To get the CoC for a pixel, you’d typically write a pixel shader that samples the depth buffer and plugs that value into the lens equation. But the depth buffer usually stores post-projective depth using a reciprocal mapping, so you must convert that to linear depth in world-space units before using it in the lens equation. This conversion involves a reciprocal, and the lens equation involves another reciprocal. It turns out that you can put the two equations together and the reciprocals cancel out! The CoC is therefore just a linear scale and bias of the depth buffer value.
First, let me review converting the depth buffer value to linear depth. Let $n$ and $f$ be the
world-space depths of the near and far frustum planes. Consulting a standard projection-matrix
formula, such as the one implemented by
D3DXMatrixPerspectiveLH
,
we see that the formula for the depth buffer value $d$ in terms of world-space depth $z$ is:
$$
d = \frac{f}{f - n} - \frac{nf}{f - n} \frac{1}{z}
$$
Inverting this equation to get ‘z’ in terms of ‘d’ gives:
$$
z = \frac{1}{\frac{1}{n} - \frac{f - n}{nf} d}
$$
From Wikipedia, the equation for the CoC radius $c$ of a point at depth $z$ is:
$$
c = s \left|1 - \frac{z_\text{focus}}{z} \right|,
$$
where $z_\text{focus}$ is the depth at which the camera is in perfect focus, and $s$ is a
constant scale factor related to the camera setup (see the Wikipedia page for details). Putting
together the last two equations gives
$$
\begin{aligned}
c &= s \left|1 - z_\text{focus} \left(\frac{1}{n} - \frac{f - n}{nf} d \right) \right| \\
&= \left| s\left(1 - \frac{z_\text{focus}}{n} \right) +
\left(s z_\text{focus} \frac{f - n}{nf} \right) d \right|
\end{aligned}
$$
This is just (the absolute value of) a linear scale-bias of $d$, since all the other quantities are
constants with respect to the image.

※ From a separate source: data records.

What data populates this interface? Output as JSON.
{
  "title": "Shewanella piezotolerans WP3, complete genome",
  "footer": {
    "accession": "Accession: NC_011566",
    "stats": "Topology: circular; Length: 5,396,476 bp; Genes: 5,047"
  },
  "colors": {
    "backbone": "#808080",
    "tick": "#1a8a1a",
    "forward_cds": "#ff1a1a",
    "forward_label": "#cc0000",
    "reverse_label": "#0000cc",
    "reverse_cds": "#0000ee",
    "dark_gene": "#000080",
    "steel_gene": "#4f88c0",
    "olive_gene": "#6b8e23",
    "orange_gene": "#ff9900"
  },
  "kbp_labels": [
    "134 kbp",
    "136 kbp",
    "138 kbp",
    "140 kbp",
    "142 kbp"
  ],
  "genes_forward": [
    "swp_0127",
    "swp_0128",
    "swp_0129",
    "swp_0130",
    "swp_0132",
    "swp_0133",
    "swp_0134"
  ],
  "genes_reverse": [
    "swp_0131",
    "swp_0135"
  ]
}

So it’s very easy and cheap to compute a physical camera CoC
directly from the post-projective depth buffer!
Of course, you may not wish to match a real-world camera exactly—we have the freedom to calculate CoC with whatever algorithm we like, and can even do things that real-world cameras can’t, like have two different focal planes in one image! But if you do want to simulate the CoC of an actual camera, this is a convenient formula to have.